Trouble continues to bedevil the National Land Commission months after its inaugural commissioners' term expired.
Acting CEO Kabale Tache in a May 8 internal memo directed all staff who had been transferred to report to their new stations without fail.
But speaking to the Star in confidence, some of the affected staff said they will stay put arguing the process being used is unfairly targeting them.
“I hereby direct that all staff transferred must report to their new stations as communicated through the transfer letters and that all controlling officers must release or accept transfer staff accordingly,” Tache said a memo copied to all directors and managers at the institution.
“Further I wish to inform you that my office in conjunction with that of human resources will soon form a transfers and appeals committee to consider all transfer appeals and to deal with each case on its own merit. All appeals are to be channelled to my office through your respective controlling officers,” she added.
Those affected told the Star trouble begun when the acting CEO on the advice of acting deputy CEO Francis Bor tried to sack them unprocedurally.
“They have been scheming to come up with a new structure that will render us redundant and see us laid off.

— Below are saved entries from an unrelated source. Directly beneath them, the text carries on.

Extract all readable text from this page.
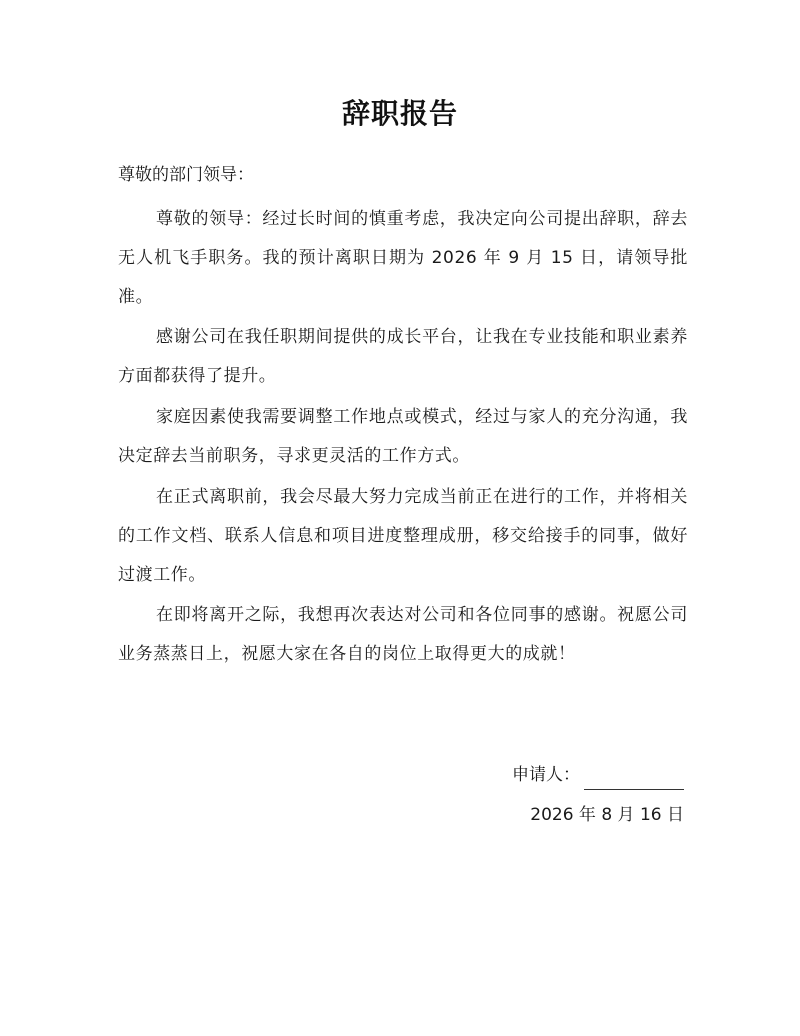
辞职报告
尊敬的部门领导：
尊敬的领导：经过长时间的慎重考虑，我决定向公司提出辞职，辞去无人机飞手职务。我的预计离职日期为 2026 年 9 月 15 日，请领导批准。
感谢公司在我任职期间提供的成长平台，让我在专业技能和职业素养方面都获得了提升。
家庭因素使我需要调整工作地点或模式，经过与家人的充分沟通，我决定辞去当前职务，寻求更灵活的工作方式。
在正式离职前，我会尽最大努力完成当前正在进行的工作，并将相关的工作文档、联系人信息和项目进度整理成册，移交给接手的同事，做好过渡工作。
在即将离开之际，我想再次表达对公司和各位同事的感谢。祝愿公司业务蒸蒸日上，祝愿大家在各自的岗位上取得更大的成就！
申请人：
2026 年 8 月 16 日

They went to the Public Service Commission but were turned down as they had no authority to take such decision as they are only in an acting capacity,” a source told the Star.
“Angry that their attempts to cut down county coordinators from the current 47 to seven and do away with some directorate staff had been rejected, they have come back with another ploy to settle scores, which is transfers,” another added.
They said the transfers are witchhunt and affect over 200 people.
“We are being targeted because we are seen as those who are unfriendly to those who installed them. We are seen as a thorn in their flesh because we ask questions,” another affected staff said, adding that the transfers are not aimed at improving service delivery but to punish them and are being carried out without following the laid down procedures.
They called for reforms in the NLC secretariat starting with human resources and finance directorates for the commission to become functional.